La dinámica del costo de vida ha llevado a muchas familias a replantearse sus gastos mensuales. Los precios de los productos y servicios esenciales continúan en aumento, y cada vez son más los hogares que no logran alcanzar el umbral de clase media establecido. Esta situación refleja la creciente desigualdad social en Buenos Aires, donde el acceso a servicios básicos se ve comprometido y el panorama económico se torna sombrío. Así, el concepto de clase media en la ciudad se vuelve cada vez más exclusivo, relegando a un gran número de familias a un estado de precariedad.

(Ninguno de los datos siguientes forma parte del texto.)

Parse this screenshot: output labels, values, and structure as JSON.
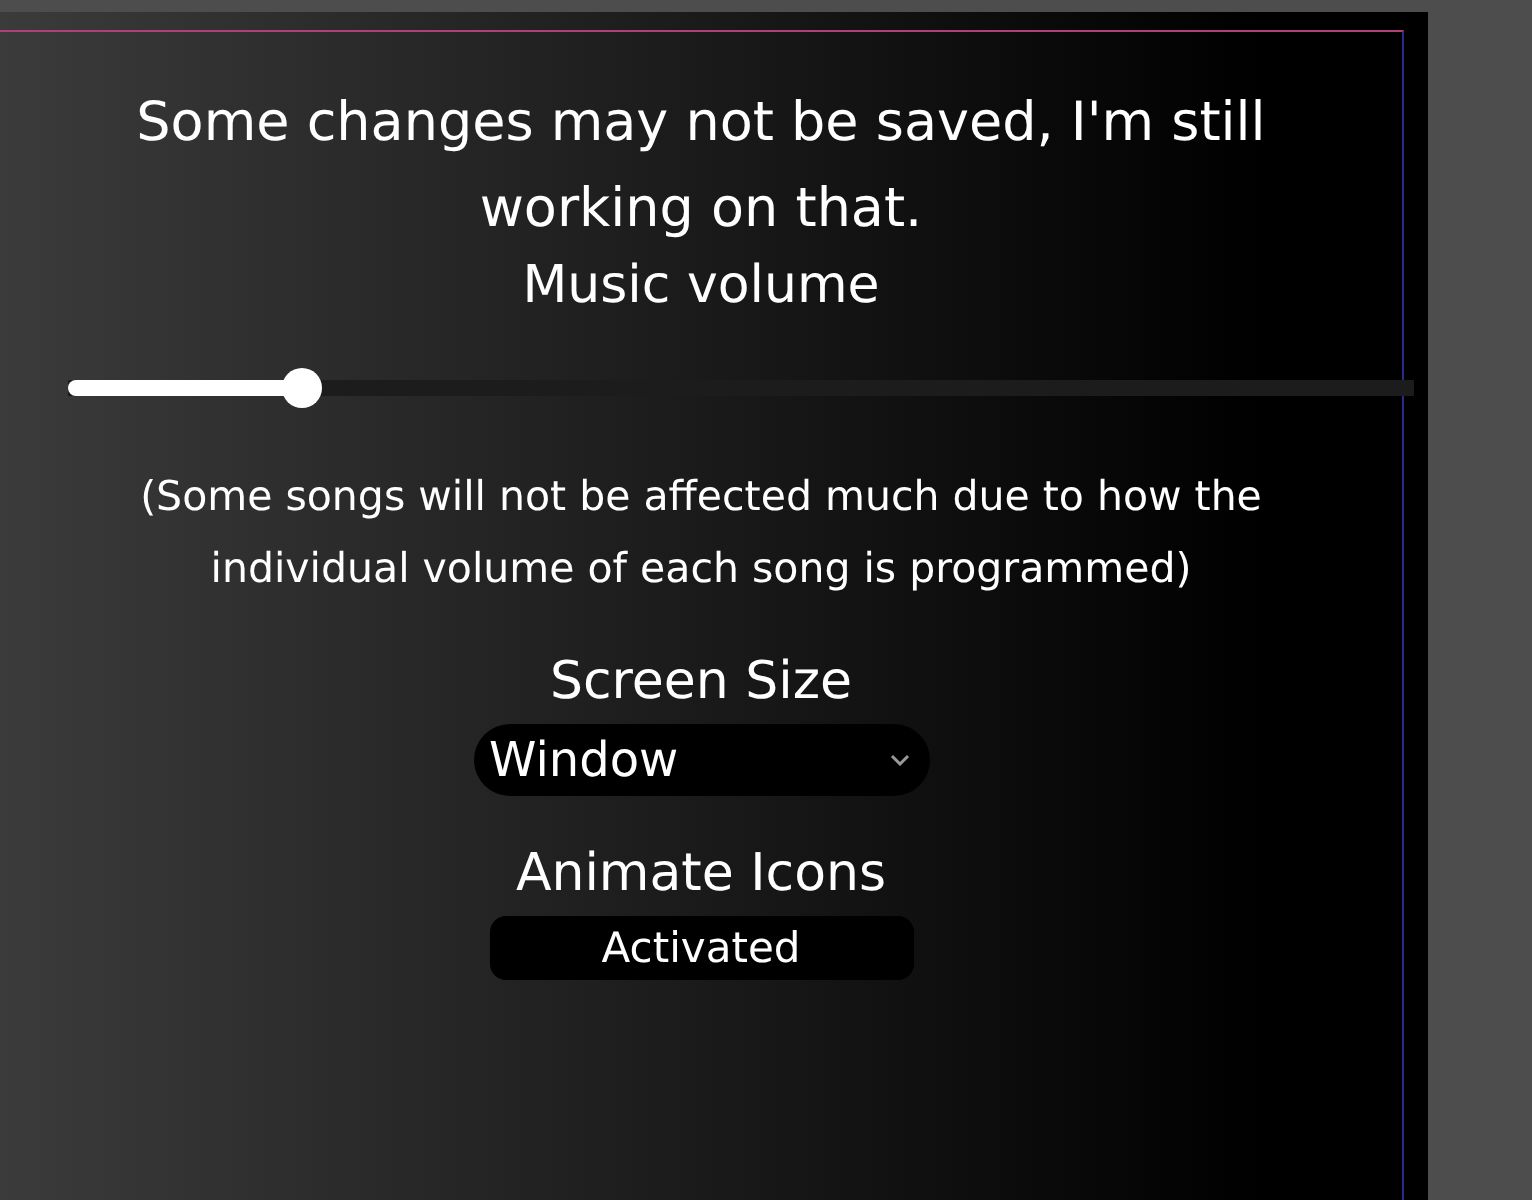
{
  "notice": "Some changes may not be saved, I'm still working on that.",
  "music_volume": {
    "label": "Music volume",
    "level": 0.164
  },
  "volume_note": "(Some songs will not be affected much due to how the individual volume of each song is programmed)",
  "screen_size": {
    "label": "Screen Size",
    "value": "Window"
  },
  "animate_icons": {
    "label": "Animate Icons",
    "button": "Activated"
  }
}
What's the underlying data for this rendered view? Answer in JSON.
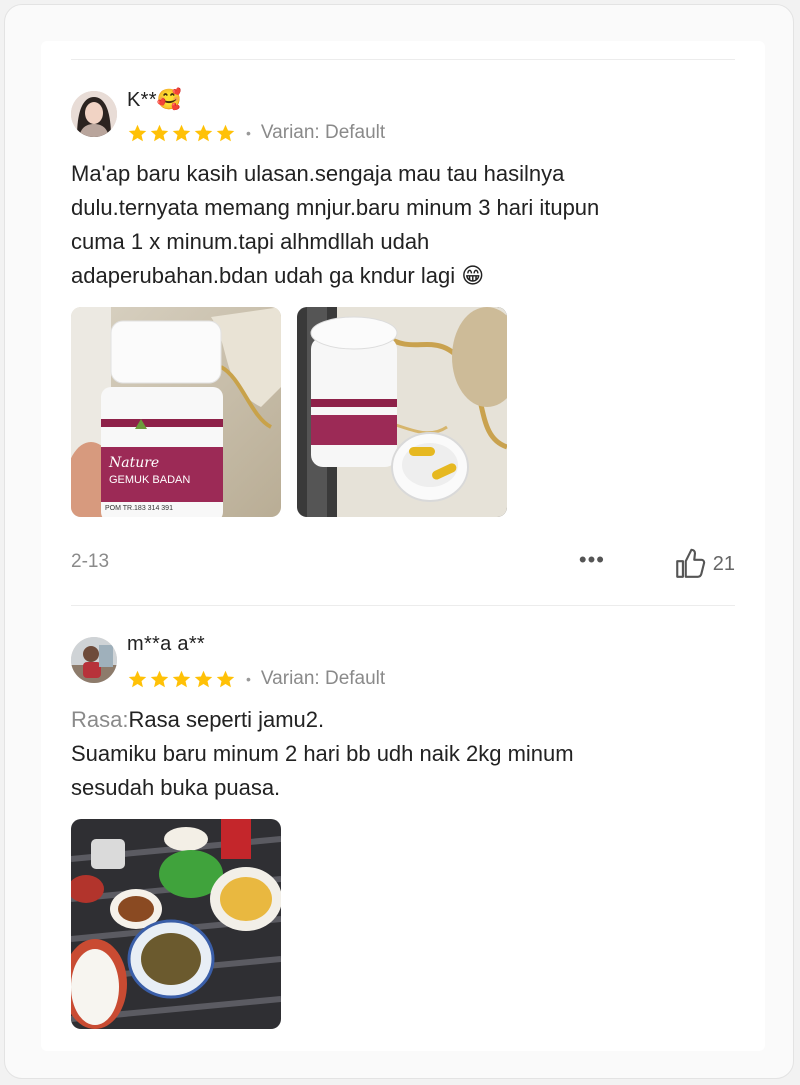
{
  "reviews": [
    {
      "username": "K**🥰",
      "rating": 5,
      "variant": "Varian: Default",
      "text_lines": [
        "Ma'ap baru kasih ulasan.sengaja mau tau hasilnya",
        "dulu.ternyata memang mnjur.baru minum 3 hari itupun",
        "cuma 1 x minum.tapi alhmdllah udah",
        "adaperubahan.bdan udah ga kndur lagi 😁"
      ],
      "photo1": {
        "brand": "Nature",
        "product": "GEMUK BADAN",
        "pom": "POM TR.183 314 391"
      },
      "date": "2-13",
      "likes": "21"
    },
    {
      "username": "m**a a**",
      "rating": 5,
      "variant": "Varian: Default",
      "rasa_label": "Rasa:",
      "rasa_value": "Rasa seperti jamu2.",
      "text_lines": [
        "Suamiku baru minum 2 hari bb udh naik 2kg minum",
        "sesudah buka puasa."
      ]
    }
  ],
  "icons": {
    "star": "star-icon",
    "more": "more-icon",
    "like": "thumbs-up-icon"
  },
  "colors": {
    "star": "#FFC107",
    "muted_text": "#8a8a8a"
  },
  "more_glyph": "•••"
}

La creciente inflación se ha convertido en un reto monumental para las políticas públicas que buscan mitigar su impacto. Mientras el gobierno intenta implementar medidas para estabilizar los precios, los resultados son aún insuficientes para frenar el deterioro del nivel de vida. La población se enfrenta a la dura realidad de que sus ingresos no son suficientes para satisfacer las necesidades básicas de sus hogares. Esta situación plantea interrogantes sobre el futuro de la clase media en Argentina y cómo se verá afectada por las decisiones económicas que se tomen en el corto y mediano plazo.
Además, la medición del IDECBA pone de relieve la importancia de un seguimiento continuo de estos indicadores socioeconómicos. La necesaria sensibilización sobre el impacto que tienen los precios en la calidad de vida de los ciudadanos es primordial para el desarrollo de políticas efectivas. Las organizaciones sociales y políticas deben trabajar en conjunto para encontrar soluciones a esta alarmante situación que afecta a los más vulnerables. Sin duda, afrontar la crisis económica requerirá un fuerte compromiso por parte de los actores políticos y sociales de la región.